On Monday I’ll be speaking to a group of Bethlehem volunteers who serve our children as small group leaders in the Sunday School program. In many ways, they are the ‘front-line’ in our disability ministry, as the children with disabilities are also included, as much as possible, in the small groups in the Sunday School classes.
The disability aides make the classes accessible for the individual children with disabilities. But it is the small group leaders, by their words, actions, and attitudes, who lead the other children in how to think about, welcome, include and love the children with disabilities.
I have some preparations remaining, but am mostly ready to speak to them. I usually organize it around the story of God’s goodness to my family and the great truth of God’s sovereignty as expressed in the following:
Then the Lord said to him, “Who has made man’s mouth? Who makes him mute, or deaf, or seeing, or blind? Is it not I, the Lord? Exodus 4:11
For you formed my inward parts; you knitted me together in my mother’s womb. I praise you, for I am fearfully and wonderfully made. Wonderful are your works; my soul knows it very well. My frame was not hidden from you, when I was being made in secret, intricately woven in the depths of the earth. Your eyes saw my unformed substance; in your book were written, every one of them, the days that were formed for me, when as yet there was none of them. Psalm 139:13-16
As he passed by, he saw a man blind from birth. And his disciples asked him, “Rabbi, who sinned, this man or his parents, that he was born blind?” Jesus answered, “It was not that this man sinned, or his parents, but that the works of God might be displayed in him.” John 9:1-3
If you were to talk to such a group, what would you tell them?
“as you have done to the least of these my brothers, you have done to Me.”
I think the thing that is most amazing to me in ministry contexts is that no two children (or adults) in the world are the same, and that this is the beauty of the body of Christ. In the same way that God has gifted every one of his children differently to serve the church, he has given each of them different needs, and then drawn them all close to him in his church to minister to one another. God’s nature is so vast and complex that it takes every one of our different natures to just begin to relate to him in (and receive) all of his goodness.
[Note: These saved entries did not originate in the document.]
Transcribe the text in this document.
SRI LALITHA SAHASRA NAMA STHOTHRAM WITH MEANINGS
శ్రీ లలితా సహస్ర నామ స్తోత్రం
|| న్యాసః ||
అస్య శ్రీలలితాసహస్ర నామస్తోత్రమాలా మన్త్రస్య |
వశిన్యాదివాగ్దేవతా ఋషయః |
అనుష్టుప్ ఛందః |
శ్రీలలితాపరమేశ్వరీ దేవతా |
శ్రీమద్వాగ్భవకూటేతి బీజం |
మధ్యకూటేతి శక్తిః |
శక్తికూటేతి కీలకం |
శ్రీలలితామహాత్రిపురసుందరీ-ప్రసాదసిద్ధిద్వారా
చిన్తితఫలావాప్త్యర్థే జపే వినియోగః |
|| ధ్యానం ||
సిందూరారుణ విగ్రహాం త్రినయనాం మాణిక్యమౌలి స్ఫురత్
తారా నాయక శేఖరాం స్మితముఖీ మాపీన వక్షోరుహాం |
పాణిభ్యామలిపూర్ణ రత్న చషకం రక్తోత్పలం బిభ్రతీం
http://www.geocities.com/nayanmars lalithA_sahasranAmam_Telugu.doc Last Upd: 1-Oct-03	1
I would tell them how much parents appreciate what they’re doing, and how greatly we value the time and energy they’re extending to help our kids see Jesus.
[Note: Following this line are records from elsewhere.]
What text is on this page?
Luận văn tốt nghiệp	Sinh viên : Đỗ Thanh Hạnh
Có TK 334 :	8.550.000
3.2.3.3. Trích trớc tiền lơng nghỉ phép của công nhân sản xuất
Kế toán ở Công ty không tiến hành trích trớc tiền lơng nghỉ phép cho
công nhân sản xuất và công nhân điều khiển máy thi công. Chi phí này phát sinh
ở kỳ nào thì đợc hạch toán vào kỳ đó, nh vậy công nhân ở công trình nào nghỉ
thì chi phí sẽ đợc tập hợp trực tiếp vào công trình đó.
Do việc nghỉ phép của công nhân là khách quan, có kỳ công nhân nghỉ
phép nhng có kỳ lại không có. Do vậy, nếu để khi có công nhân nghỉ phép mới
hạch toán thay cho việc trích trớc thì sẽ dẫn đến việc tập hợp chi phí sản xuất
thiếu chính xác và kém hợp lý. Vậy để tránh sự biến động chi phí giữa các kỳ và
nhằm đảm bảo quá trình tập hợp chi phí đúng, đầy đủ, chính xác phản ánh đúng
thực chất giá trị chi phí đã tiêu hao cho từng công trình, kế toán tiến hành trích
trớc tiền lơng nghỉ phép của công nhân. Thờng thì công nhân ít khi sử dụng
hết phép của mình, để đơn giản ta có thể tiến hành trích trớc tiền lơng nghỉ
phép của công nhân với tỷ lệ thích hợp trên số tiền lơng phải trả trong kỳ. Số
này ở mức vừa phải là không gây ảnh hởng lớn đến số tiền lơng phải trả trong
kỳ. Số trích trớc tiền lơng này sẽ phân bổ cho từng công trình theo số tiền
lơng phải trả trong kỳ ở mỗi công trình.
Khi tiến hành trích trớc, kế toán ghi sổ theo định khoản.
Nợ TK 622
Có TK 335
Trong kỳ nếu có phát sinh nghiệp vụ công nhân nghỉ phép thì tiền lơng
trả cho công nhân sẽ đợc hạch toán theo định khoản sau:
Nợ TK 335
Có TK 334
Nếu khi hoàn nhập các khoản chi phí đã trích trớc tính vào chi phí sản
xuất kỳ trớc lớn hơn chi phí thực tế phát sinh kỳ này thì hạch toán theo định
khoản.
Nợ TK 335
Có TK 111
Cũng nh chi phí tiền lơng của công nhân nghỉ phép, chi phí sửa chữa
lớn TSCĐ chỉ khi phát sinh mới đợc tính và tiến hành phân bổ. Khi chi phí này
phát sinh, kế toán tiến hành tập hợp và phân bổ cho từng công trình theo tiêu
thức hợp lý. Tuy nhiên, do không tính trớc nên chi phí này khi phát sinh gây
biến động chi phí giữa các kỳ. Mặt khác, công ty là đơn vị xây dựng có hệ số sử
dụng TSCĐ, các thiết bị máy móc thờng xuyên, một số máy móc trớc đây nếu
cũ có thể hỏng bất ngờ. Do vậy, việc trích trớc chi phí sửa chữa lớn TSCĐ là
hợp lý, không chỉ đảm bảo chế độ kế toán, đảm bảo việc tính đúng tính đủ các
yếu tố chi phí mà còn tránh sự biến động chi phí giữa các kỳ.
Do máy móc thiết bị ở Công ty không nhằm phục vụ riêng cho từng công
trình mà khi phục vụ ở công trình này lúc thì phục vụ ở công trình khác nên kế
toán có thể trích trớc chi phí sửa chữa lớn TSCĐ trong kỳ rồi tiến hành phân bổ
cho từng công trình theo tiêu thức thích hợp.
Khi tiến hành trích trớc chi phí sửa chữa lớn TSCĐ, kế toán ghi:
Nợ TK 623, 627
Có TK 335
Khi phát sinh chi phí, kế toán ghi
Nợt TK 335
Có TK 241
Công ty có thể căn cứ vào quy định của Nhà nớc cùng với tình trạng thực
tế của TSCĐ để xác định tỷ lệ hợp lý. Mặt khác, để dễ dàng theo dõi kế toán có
I would encourage the teachers to “love their neighbor as themselves.” If they can look at the children and think of what they might like themselves in that specific setting I think they will naturally do their best in loving that child.
If it does not come natural or they are not sure of what is best I would encourage the teachers to not hesitate asking the child or parent how they can be better loved. Most of us parents have lots and lots of ideas we would love to share, but do not want to be overbearing.
Over the last year or two, I have contemplated on a future time, where there will be the new heavens and the new earth. I imagine that my son, Michael, and I will be sitting in some beautiful setting having a cup of perfectly brewed coffee–maybe with a squirt of chocolate in it. Our conversation will reflect on all of the ways that people have served him in feeding him, bathing him, talking to him, being kind to him in their greetings patting him on the head, and welcoming him in their class. We will reflect on how other children positioned themselves to sit next to him. We will discuss how that made a difference to him in bearing his brokenness. He will tell me with a full vocabulary and clear thinking in total restoration and beauty, how he felt loved and what that was like. And we will reflect on how God turned his disability for our good and the greatness of His glory, and we will marvel in praises to our God. Give these precious leaders a vision of how their serving is much bigger than disability. It is about God.
Tell them that the parents of the disabled child may develop their dominant view of the church through the way their child is treated by one person. I know that seems a bit removed from the immediate needs of the child and the issues of the sovereignty of God. But speaking at a human level, families with disabilities have plenty of horror stories about local churches of all sizes. We (believers, church members) want them to stay and hear the truth. We must remember that their sensitivities are rubbed raw from daily contact with a harsh world. Let them find refuge in the church and they will eventually learn that their comfort is from God, not men.